Masifnya vaksinasi COVID-19 oleh Pemerintah belum membuat seluruh masyarakat percaya kemanjuran vaksin tersebut. Hal itu karena masih banyak masyarakat yang mengakses informasi hoaks terkait vaksinasi COVID-19.
Anggota Komisi I DPR RI Sukamta mengatakan, bahwa saat ini tengah mengalami perubahan media informasi dari dunia analog ke dunia digital. Saat ini akses informasi bisa dinikmati langsung setiap individu dengan cara beragam, terlebih jumlah gadget di Indonesia saat ini lebih banyak dari jumlah penduduknya.
Namun hal itu tidak dibarengi dengan transparansi pemerintah dalam menginformasikan masalah COVID-19. Oleh karena itu banyak masyarakat yang bertanya kepada Pemerintah namun tak kunjung dijawab.
"Pertanyaan masyarakat kalau tidak dijawab oleh pemerintah, menghasilkan spekulasi dan menimbulkan hoaks. Termasuk soal vaksin, mengembangkan vaksin harus disampaikan secara benar," katanya dalam seminar merajut Nusantara bertema pemanfaatan IT dalam sosialisasi bahaya COVID-19 dan Vaksinasi secara daring, Sabtu (20/3/2021).
"Dan informasi harus dikelola dengan baik agar kepercayaan masyarakat kepada pemerintah terus naik," imbuh Sukamta.
Terlebih, merujuk hasil survei dari Centre for Strategic and International Studies (CSIS) Indonesia periode 13-18 Januari 2021 menyebut masih ada masyarakat yang tidak percaya vaksinasi COVID-19.
Seperti halnya survei kepercayaan terhadap kemanjuran vaksin COVID-19 menurut survei CSIS periode 13-18 Januari 2021. Hasilnya untuk yang percaya kemanjuran vaksin di DKI Jakarta ada 55,8 persen dan di DIY 68 persen. Sedangkan kurang percaya atau tidak percaya dengan kemanjuran vaksin, untuk DKI Jakarta ada 42,5 persen dan di DIY ada 29,5 persen.
https://tendabiru21.net/movies/6-9-seconds/
"Survei CSIS Januari 2021, 29,5 persen responden di DIY tidak percaya kemanjuran vaksin," ucapnya.
Masih periode yang sama, untuk hasil survei kesediaan mengikuti program vaksinasi COVID-19, untuk di DKI ada 56,3 persen dan di DIY 70,8 persen. Selanjutnya untuk yang tidak bersedia mengikuti program tersebut di DKI 39,8 persen, sedangkan di DIY ada 27,5 persen.
"Terkait alasan tidak bersedia divaksin, dari survei paling banyak karena belum yakin dengan kualitas vaksin. Di mana untuk DKI ada 43,4 persen dan di DIY mencapai 30,9 persen," katannya.

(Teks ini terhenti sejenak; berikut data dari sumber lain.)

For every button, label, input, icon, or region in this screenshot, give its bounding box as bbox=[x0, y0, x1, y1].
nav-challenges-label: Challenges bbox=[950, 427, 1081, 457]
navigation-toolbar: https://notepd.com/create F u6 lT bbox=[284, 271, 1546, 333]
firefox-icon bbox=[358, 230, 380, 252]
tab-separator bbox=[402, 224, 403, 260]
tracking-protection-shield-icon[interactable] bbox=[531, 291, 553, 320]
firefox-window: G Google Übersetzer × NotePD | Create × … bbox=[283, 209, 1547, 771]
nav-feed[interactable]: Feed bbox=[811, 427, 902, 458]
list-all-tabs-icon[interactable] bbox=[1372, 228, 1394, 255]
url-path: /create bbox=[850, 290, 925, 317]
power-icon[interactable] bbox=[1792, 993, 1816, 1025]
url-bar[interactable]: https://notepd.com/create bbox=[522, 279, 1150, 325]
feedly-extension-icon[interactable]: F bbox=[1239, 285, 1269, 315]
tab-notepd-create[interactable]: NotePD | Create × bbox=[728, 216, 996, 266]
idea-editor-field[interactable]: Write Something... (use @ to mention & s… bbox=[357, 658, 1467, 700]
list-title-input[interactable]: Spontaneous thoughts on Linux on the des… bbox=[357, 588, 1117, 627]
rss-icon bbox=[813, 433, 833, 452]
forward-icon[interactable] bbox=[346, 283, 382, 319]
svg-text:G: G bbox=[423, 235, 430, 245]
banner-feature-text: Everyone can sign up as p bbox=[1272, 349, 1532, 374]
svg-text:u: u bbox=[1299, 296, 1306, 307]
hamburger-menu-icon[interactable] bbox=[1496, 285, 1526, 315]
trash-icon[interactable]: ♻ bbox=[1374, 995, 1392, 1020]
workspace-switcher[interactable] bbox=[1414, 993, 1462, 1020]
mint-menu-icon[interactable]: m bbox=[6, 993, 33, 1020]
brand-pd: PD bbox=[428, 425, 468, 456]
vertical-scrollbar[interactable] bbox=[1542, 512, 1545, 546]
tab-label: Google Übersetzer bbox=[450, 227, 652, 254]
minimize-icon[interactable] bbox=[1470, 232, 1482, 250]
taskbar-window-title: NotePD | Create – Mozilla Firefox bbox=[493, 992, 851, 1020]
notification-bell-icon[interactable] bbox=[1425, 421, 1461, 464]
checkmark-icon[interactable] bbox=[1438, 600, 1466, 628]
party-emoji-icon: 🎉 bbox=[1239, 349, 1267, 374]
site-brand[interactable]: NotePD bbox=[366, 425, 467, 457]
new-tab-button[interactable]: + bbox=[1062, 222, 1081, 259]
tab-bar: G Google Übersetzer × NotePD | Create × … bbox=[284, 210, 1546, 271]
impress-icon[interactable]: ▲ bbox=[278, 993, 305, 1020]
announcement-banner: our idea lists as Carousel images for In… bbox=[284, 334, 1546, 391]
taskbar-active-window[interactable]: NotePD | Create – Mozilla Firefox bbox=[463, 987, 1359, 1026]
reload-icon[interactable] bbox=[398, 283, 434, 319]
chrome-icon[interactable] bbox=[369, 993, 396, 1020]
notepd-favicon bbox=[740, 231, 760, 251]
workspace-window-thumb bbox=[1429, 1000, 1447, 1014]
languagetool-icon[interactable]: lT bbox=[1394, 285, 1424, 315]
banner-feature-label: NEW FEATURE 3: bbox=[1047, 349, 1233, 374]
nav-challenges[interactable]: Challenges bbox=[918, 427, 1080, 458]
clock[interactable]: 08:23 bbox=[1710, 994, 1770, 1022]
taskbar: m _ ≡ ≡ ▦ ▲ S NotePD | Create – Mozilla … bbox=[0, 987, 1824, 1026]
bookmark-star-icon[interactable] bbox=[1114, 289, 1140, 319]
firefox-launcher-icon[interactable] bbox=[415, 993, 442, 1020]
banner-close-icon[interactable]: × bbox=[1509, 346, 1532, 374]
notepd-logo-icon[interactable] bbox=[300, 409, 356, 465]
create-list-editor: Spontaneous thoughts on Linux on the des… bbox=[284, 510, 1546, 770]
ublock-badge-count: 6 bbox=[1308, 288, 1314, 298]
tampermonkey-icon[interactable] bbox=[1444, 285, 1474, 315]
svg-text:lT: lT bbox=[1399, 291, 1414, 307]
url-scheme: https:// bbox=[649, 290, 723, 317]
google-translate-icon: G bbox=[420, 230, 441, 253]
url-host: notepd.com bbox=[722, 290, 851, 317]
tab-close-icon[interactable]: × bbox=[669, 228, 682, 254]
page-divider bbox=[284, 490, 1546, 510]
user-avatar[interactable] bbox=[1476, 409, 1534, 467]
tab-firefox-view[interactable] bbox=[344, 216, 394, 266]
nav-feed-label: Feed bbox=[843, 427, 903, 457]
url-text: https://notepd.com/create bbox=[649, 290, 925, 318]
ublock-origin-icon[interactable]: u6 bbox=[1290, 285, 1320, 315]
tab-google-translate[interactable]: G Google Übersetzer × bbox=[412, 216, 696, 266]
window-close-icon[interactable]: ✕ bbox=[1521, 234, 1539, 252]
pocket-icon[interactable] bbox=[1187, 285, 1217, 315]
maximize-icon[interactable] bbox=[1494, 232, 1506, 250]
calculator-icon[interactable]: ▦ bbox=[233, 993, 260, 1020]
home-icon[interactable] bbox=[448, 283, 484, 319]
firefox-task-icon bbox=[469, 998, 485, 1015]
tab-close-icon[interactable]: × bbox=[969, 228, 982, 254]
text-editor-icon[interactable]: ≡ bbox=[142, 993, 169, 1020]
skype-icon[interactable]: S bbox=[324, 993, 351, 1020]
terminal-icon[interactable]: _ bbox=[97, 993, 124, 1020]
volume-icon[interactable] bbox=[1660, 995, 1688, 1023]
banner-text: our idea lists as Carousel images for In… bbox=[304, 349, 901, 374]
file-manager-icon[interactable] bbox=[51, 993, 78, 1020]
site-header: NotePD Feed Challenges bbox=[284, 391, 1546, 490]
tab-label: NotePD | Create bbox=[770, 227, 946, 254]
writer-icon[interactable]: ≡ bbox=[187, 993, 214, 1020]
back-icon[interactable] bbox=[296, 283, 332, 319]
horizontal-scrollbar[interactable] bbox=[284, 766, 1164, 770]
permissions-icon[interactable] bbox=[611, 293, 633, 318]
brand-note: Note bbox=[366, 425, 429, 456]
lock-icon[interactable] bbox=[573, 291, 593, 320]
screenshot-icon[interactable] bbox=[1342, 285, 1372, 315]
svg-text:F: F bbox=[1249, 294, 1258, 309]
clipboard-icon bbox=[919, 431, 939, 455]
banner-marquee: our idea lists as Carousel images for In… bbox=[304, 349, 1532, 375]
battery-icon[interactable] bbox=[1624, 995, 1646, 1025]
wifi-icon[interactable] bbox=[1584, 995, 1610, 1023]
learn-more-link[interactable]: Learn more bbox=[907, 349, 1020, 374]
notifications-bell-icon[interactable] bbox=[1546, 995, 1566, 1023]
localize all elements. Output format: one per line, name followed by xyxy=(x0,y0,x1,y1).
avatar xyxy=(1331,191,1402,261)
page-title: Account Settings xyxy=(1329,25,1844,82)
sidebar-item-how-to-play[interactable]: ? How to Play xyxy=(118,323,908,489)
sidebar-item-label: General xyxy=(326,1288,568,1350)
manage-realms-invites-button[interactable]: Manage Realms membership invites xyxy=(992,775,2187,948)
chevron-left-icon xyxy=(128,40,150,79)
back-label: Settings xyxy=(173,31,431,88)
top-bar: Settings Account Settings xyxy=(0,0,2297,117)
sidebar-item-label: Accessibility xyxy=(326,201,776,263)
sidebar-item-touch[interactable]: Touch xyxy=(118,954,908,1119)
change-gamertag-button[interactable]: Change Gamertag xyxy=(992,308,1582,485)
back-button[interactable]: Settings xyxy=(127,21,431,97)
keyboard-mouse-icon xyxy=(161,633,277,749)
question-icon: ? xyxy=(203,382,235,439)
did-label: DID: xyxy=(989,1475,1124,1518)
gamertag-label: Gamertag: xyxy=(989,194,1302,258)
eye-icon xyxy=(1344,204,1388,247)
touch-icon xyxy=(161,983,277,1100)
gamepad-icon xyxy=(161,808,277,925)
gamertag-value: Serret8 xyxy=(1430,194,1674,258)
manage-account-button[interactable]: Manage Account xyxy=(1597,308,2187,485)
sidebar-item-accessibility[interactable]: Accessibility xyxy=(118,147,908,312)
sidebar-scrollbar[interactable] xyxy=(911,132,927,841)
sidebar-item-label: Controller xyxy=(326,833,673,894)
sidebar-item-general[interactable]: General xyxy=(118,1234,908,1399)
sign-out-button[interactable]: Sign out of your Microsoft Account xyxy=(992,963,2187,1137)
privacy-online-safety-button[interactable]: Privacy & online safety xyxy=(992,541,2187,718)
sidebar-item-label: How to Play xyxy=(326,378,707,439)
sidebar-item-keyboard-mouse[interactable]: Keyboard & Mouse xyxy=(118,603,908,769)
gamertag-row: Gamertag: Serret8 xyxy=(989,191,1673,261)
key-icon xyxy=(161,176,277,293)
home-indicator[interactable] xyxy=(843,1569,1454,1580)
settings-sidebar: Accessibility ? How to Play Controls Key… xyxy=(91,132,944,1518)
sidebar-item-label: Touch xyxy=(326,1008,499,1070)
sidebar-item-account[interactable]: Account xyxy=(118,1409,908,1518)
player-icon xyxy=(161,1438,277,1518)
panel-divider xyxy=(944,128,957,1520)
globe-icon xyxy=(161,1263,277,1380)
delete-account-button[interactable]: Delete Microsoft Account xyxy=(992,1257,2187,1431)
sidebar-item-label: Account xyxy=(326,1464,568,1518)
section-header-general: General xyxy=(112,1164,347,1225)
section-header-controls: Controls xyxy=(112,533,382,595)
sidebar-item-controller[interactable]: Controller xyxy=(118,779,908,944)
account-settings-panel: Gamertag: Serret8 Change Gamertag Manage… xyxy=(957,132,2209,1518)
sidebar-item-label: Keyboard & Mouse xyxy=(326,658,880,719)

Sedangkan hasil survei kepercayaan terhadap penyampaian informasi COVID-19 oleh sejumlah pihak, untuk DKI Jakarta ada 91,8 persen percaya informasi petugas kesehatan, dan di DIY 92 persen.
"Untuk yang percaya informasi dari pemerintah pusat di DKI ada 85,5 persen dan yang tidak percaya 14,5persen. Sama dengan DIY, hasil survei ada 87persen percaya informasi dari Pusat dan 12 persen tidak mempercayainya," ujarnya.
Oleh karena itu, ini tantangan untuk pemerintah dalam meningkatkan terus kepercayaan masyarakat atas informasi tentang COVID-19. Semua itu agar masyarakat tidak lebih percaya pada hoaks dan intruksi pemerintah lebih dipatuhi.
"Nah, Pemerintah dapat memaksimalkan media digital untuk mengedukasi masyarakat, dan berharap pemerintah menyiapkan sumber-sumber yang tidak hanya pasif. Karena banyak variasi media yang banyak dijadikan rujukan dan kita dorong Kominfo (RI) untuk punya layanan yang proaktif," katanya.
Seperti halnya menyediakan layanan informasi melalui SMS, pasalnya tidak semua masyarakat bisa mengakses smartphone. Selain itu bisa merujuk pada orang atau tokoh yang dipercaya untuk bisa memberikan informasi yang valid kepada masyarakat.
"Jadi tantangan kita bagaimana masyarakat dapat mengakses informasi yang benar. Dengan akses informasi yang baik dan benar akan memberikan pengambilan dan sikap yang benar. Menurut saya warga DIY secara kolektif cerdas, mudah-mudahan DIY terus menjadi warga yang terinformasi menjadi baik dan benar," ujarnya.